9pm. The hospitals have no trace of me being admitted either.

9.30pm. My wife rings the police. “Was he stressed?. Had you had an argument? Has his behaviour changed recently? Was he worried about anything? Do you wish to report your husband as a missing person?”


10pm. “Whose round is it?” 10pm. The police are out with torches searching the banks of the Leeds and Liverpool Canal.


11.30pm. I arrive home. My wife is at the door in floods of tears. “Whatever is wrong?” “I’ve been so worried, I thought you’d been attacked or something.”


My wife rings the police with the good news. The police are suspicious. “So If he is back safe and well, why are you crying?”
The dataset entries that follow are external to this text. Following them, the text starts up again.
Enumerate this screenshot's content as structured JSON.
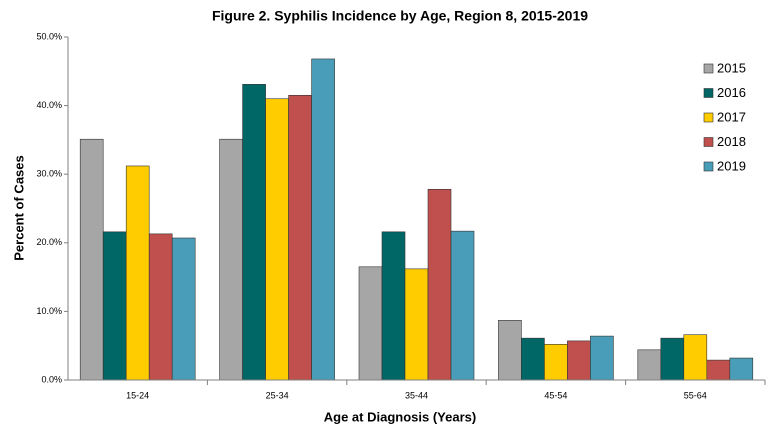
{
  "chart_data": {
    "type": "bar",
    "title": "Figure 2. Syphilis Incidence by Age, Region 8, 2015-2019",
    "x_label": "Age at Diagnosis (Years)",
    "y_label": "Percent of Cases",
    "categories": [
      "15-24",
      "25-34",
      "35-44",
      "45-54",
      "55-64"
    ],
    "series": [
      {
        "name": "2015",
        "color": "#a6a6a6",
        "values": [
          35.1,
          35.1,
          16.5,
          8.7,
          4.4
        ]
      },
      {
        "name": "2016",
        "color": "#006666",
        "values": [
          21.6,
          43.1,
          21.6,
          6.1,
          6.1
        ]
      },
      {
        "name": "2017",
        "color": "#ffcc00",
        "values": [
          31.2,
          41.0,
          16.2,
          5.2,
          6.6
        ]
      },
      {
        "name": "2018",
        "color": "#c0504d",
        "values": [
          21.3,
          41.5,
          27.8,
          5.7,
          2.9
        ]
      },
      {
        "name": "2019",
        "color": "#4a9db8",
        "values": [
          20.7,
          46.8,
          21.7,
          6.4,
          3.2
        ]
      }
    ],
    "ylim": [
      0,
      50
    ],
    "yticks": [
      {
        "value": 0,
        "label": "0.0%"
      },
      {
        "value": 10,
        "label": "10.0%"
      },
      {
        "value": 20,
        "label": "20.0%"
      },
      {
        "value": 30,
        "label": "30.0%"
      },
      {
        "value": 40,
        "label": "40.0%"
      },
      {
        "value": 50,
        "label": "50.0%"
      }
    ],
    "legend": "right"
  }
}
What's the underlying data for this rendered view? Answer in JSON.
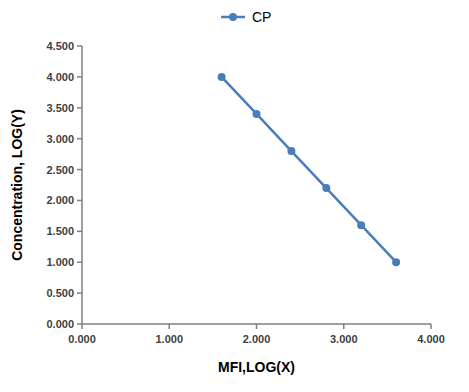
{
  "chart_data": {
    "type": "line",
    "x_label": "MFI,LOG(X)",
    "y_label": "Concentration,  LOG(Y)",
    "x": [
      1.6,
      2.0,
      2.4,
      2.8,
      3.2,
      3.6
    ],
    "series": [
      {
        "name": "CP",
        "color": "#4a7ebb",
        "marker": "circle",
        "line_style": "solid",
        "values": [
          4.0,
          3.4,
          2.8,
          2.2,
          1.6,
          1.0
        ]
      }
    ],
    "xlim": [
      0,
      4
    ],
    "xticks": [
      {
        "value": 0,
        "label": "0.000"
      },
      {
        "value": 1,
        "label": "1.000"
      },
      {
        "value": 2,
        "label": "2.000"
      },
      {
        "value": 3,
        "label": "3.000"
      },
      {
        "value": 4,
        "label": "4.000"
      }
    ],
    "ylim": [
      0,
      4.5
    ],
    "yticks": [
      {
        "value": 0,
        "label": "0.000"
      },
      {
        "value": 0.5,
        "label": "0.500"
      },
      {
        "value": 1,
        "label": "1.000"
      },
      {
        "value": 1.5,
        "label": "1.500"
      },
      {
        "value": 2,
        "label": "2.000"
      },
      {
        "value": 2.5,
        "label": "2.500"
      },
      {
        "value": 3,
        "label": "3.000"
      },
      {
        "value": 3.5,
        "label": "3.500"
      },
      {
        "value": 4,
        "label": "4.000"
      },
      {
        "value": 4.5,
        "label": "4.500"
      }
    ],
    "grid": false,
    "legend": "top"
  }
}
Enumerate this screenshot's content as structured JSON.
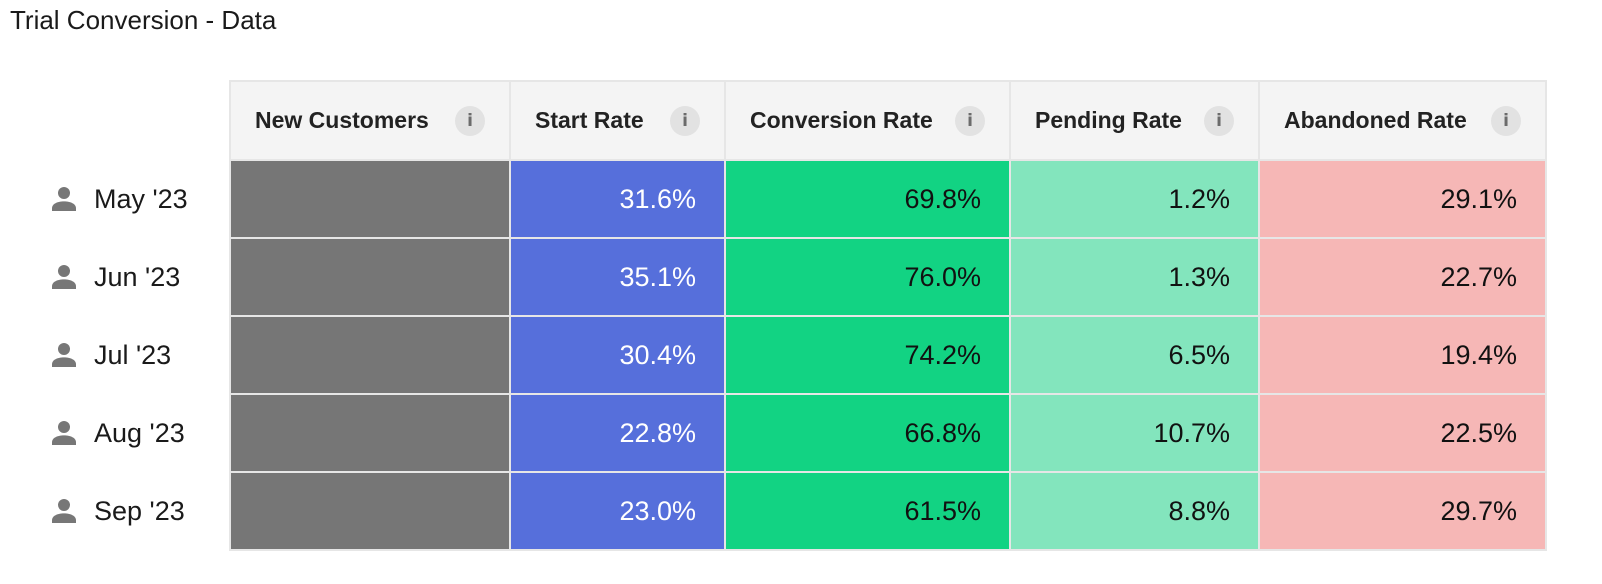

10 minutes later there is a knock at our door. The police have realised that it is entirely possible that my wife has reported me missing after doing away with me, and that she has then had second thoughts about the report. Two police officers are standing in our living room, and that’s when the lady officer turns to the male officer and says “You see, I told you some people still don’t have phones!”

Precis

Nick tells a thrilling anecdote about a misunderstanding in which his wife calls the police thinking he's missing because he didn't have his iPad with him one day, and ends up being misunderstood by the police for not using the phone.